Le guide pour l’admission au soin psychiatrique sans consentement

En général, lorsqu’il s’agit d’un soin psychiatrique, le consentement du patient qui souffre d’une démence n’est pas consulté. De ce fait, seuls ses proches peuvent prendre l’initiative de le faire interner au niveau de ces soins. Cependant, pour bénéficier d’une telle prise en charge, il faut respecter certaines étapes et formalités d’où la présence de ce guide. Ici, il est possible de savoir toutes les démarches à suivre pour l’admission d’un patient dans un soin psychiatrique sans son consentement.

L’admission classique

La législation Française a tout récemment publié plusieurs guides à l’intention des médecins et de la préfecture pour la prise en charge des personnes souffrant d’une démence. La législature a également, dans le même cadre, élaboré un guide qui s’est consacré entièrement dans l’admission des patients dans des soins psychiatriques sans leurs consentements. Une telle initiative a été prise pour faire connaitre aux maires et aux médecins toute la procédure à suivre concernant ce régime.

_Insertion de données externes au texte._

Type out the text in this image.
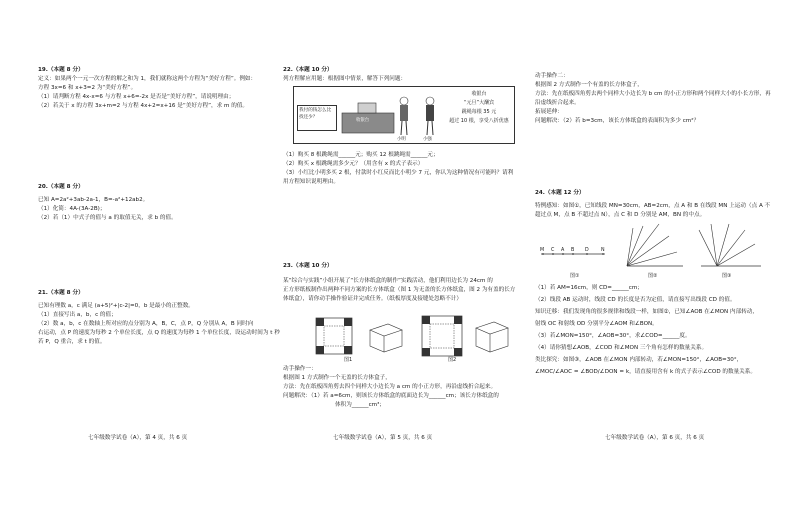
19.（本题 8 分）

定义：如果两个一元一次方程的解之和为 1，我们就称这两个方程为“美好方程”。例如：

方程 3x=6 和 x+3=2 为“美好方程”。

（1）请判断方程 4x-x=6 与方程 x+6=-2x 是否是“美好方程”，请说明理由；

（2）若关于 x 的方程 3x+m=2 与方程 4x+2=x+16 是“美好方程”，求 m 的值。

20.（本题 8 分）

已知 A=2a²+3ab-2a-1，B=-a²+12ab2。

（1）化简：4A-(3A-2B)；

（2）若（1）中式子的值与 a 的取值无关，求 b 的值。

21.（本题 8 分）

已知有理数 a，c 满足 (a+5)²+|c-2|=0，b 是最小的正整数。

（1）直接写出 a，b，c 的值；

（2）数 a，b，c 在数轴上所对应的点分别为 A，B，C，点 P，Q 分别从 A，B 同时向

右运动，点 P 的速度为每秒 2 个单位长度，点 Q 的速度为每秒 1 个单位长度，设运动时间为 t 秒

若 P，Q 重合，求 t 的值。

七年级数学试卷（A），第 4 页，共 6 页

22.（本题 10 分）

列方程解应用题：根据图中情景，解答下列问题：

我付的钱怎么比找还少？
收银台
小明	小强
收银台
“元旦”大酬宾
跳绳每根 35 元
超过 10 根，享受八折优惠

（1）购买 8 根跳绳需______元；购买 12 根跳绳需______元；

（2）购买 x 根跳绳需多少元？（用含有 x 的式子表示）

（3）小红比小明多买 2 根，付款时小红反而比小明少 7 元，你认为这种情况有可能吗？请利

用方程知识说明理由。

23.（本题 10 分）

某“综合与实践”小组开展了“长方体纸盒的制作”实践活动，他们利用边长为 24cm 的

正方形纸板制作出两种不同方案的长方体纸盒（图 1 为无盖的长方体纸盒，图 2 为有盖的长方

体纸盒），请你动手操作验证并完成任务。（纸板厚度及接缝处忽略不计）

图1	图2

动手操作一：

根据图 1 方式制作一个无盖的长方体盒子，

方法：先在纸板四角剪去四个同样大小边长为 a cm 的小正方形，再沿虚线折合起来。

问题解决：（1）若 a=6cm，则该长方体纸盒的底面边长为______cm；该长方体纸盒的

体积为______cm³；

七年级数学试卷（A），第 5 页，共 6 页

动手操作二：

根据图 2 方式制作一个有盖的长方体盒子，

方法：先在纸板四角剪去两个同样大小边长为 b cm 的小正方形和两个同样大小的小长方形，再

沿虚线折合起来。

拓展延伸：

问题解决：（2）若 b=3cm，该长方体纸盒的表面积为多少 cm²？

24.（本题 12 分）

特例感知：如图①，已知线段 MN=30cm，AB=2cm，点 A 和 B 在线段 MN 上运动（点 A 不

超过点 M，点 B 不超过点 N），点 C 和 D 分别是 AM，BN 的中点。

M C A B D	N
图①	图②	图③

（1）若 AM=16cm，则 CD=______cm；

（2）线段 AB 运动时，线段 CD 的长度是否为定值，请直接写出线段 CD 的值。

知识迁移：我们发现角的很多规律和线段一样，如图②，已知∠AOB 在∠MON 内部转动，

射线 OC 和射线 OD 分别平分∠AOM 和∠BON。

（3）若∠MON=150°，∠AOB=30°，求∠COD=______度。

（4）请你猜想∠AOB，∠COD 和∠MON 三个角有怎样的数量关系。

类比探究：如图③，∠AOB 在∠MON 内部转动，若∠MON=150°，∠AOB=30°，

∠MOC/∠AOC = ∠BOD/∠DON = k，请直接用含有 k 的式子表示∠COD 的数量关系。

七年级数学试卷（A），第 6 页，共 6 页
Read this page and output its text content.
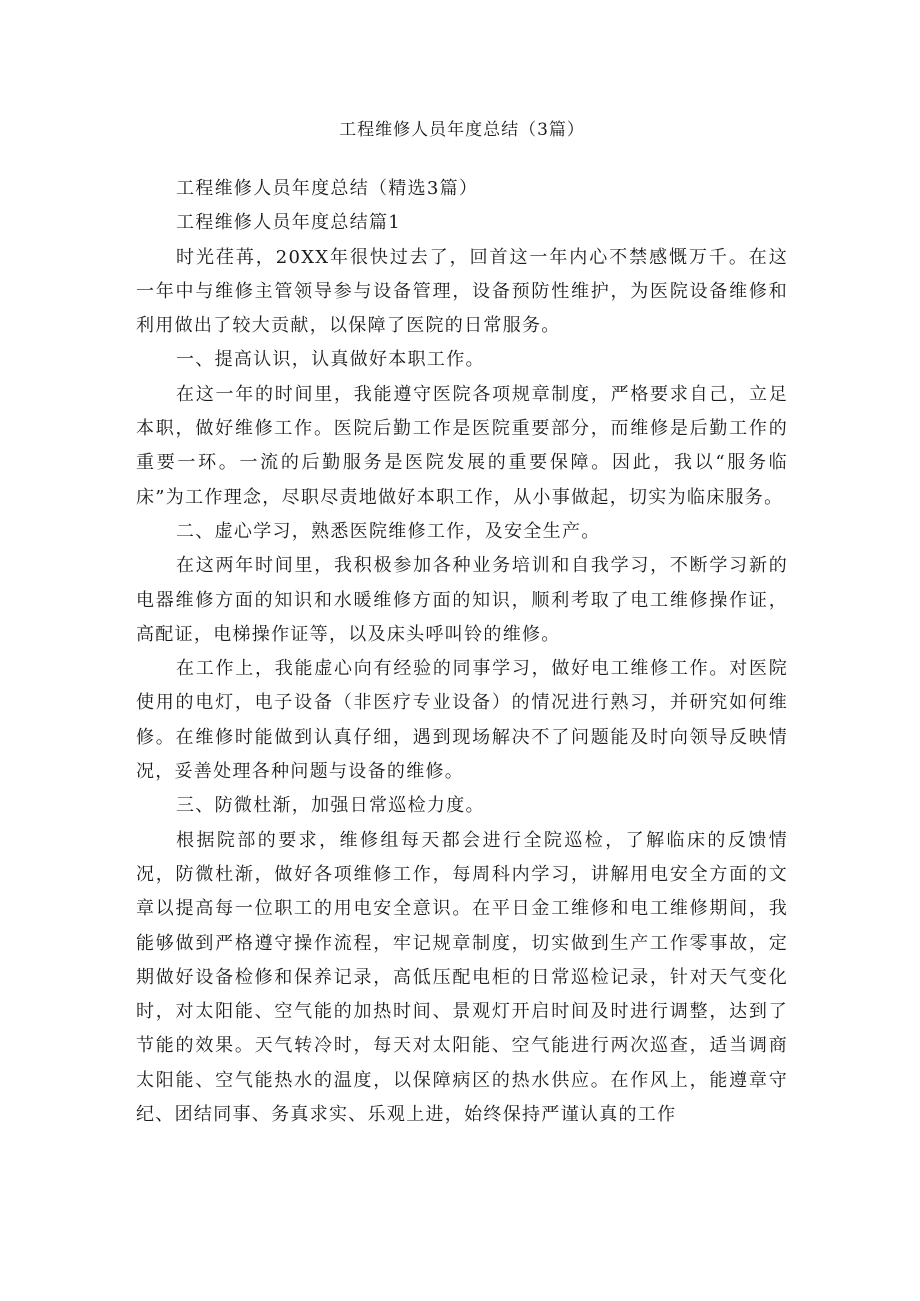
工程维修人员年度总结（3篇）

工程维修人员年度总结（精选3篇）

工程维修人员年度总结篇1

时光荏苒，20XX年很快过去了，回首这一年内心不禁感慨万千。在这一年中与维修主管领导参与设备管理，设备预防性维护，为医院设备维修和利用做出了较大贡献，以保障了医院的日常服务。

一、提高认识，认真做好本职工作。

在这一年的时间里，我能遵守医院各项规章制度，严格要求自己，立足本职，做好维修工作。医院后勤工作是医院重要部分，而维修是后勤工作的重要一环。一流的后勤服务是医院发展的重要保障。因此，我以“服务临床”为工作理念，尽职尽责地做好本职工作，从小事做起，切实为临床服务。

二、虚心学习，熟悉医院维修工作，及安全生产。

在这两年时间里，我积极参加各种业务培训和自我学习，不断学习新的电器维修方面的知识和水暖维修方面的知识，顺利考取了电工维修操作证，高配证，电梯操作证等，以及床头呼叫铃的维修。

在工作上，我能虚心向有经验的同事学习，做好电工维修工作。对医院使用的电灯，电子设备（非医疗专业设备）的情况进行熟习，并研究如何维修。在维修时能做到认真仔细，遇到现场解决不了问题能及时向领导反映情况，妥善处理各种问题与设备的维修。

三、防微杜渐，加强日常巡检力度。

根据院部的要求，维修组每天都会进行全院巡检，了解临床的反馈情况，防微杜渐，做好各项维修工作，每周科内学习，讲解用电安全方面的文章以提高每一位职工的用电安全意识。在平日金工维修和电工维修期间，我能够做到严格遵守操作流程，牢记规章制度，切实做到生产工作零事故，定期做好设备检修和保养记录，高低压配电柜的日常巡检记录，针对天气变化时，对太阳能、空气能的加热时间、景观灯开启时间及时进行调整，达到了节能的效果。天气转冷时，每天对太阳能、空气能进行两次巡查，适当调商太阳能、空气能热水的温度，以保障病区的热水供应。在作风上，能遵章守纪、团结同事、务真求实、乐观上进，始终保持严谨认真的工作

Ainsi, concernant l’admission pratique tout particulièrement, elle peut être élaborée par le directeur d’un centre hospitalier sous la demande des proches du patient. C’est dans ce cadre que le directeur doit présenter à la préfecture deux documents. Ce sont des certificats médicaux dont l’un doit être écrit et signé par ses propres mains et l’autre, élaboré par un médecin traitant de l’hôpital. Une demande manuscrite d’un tiers sera également sollicitée pour compléter la procédure.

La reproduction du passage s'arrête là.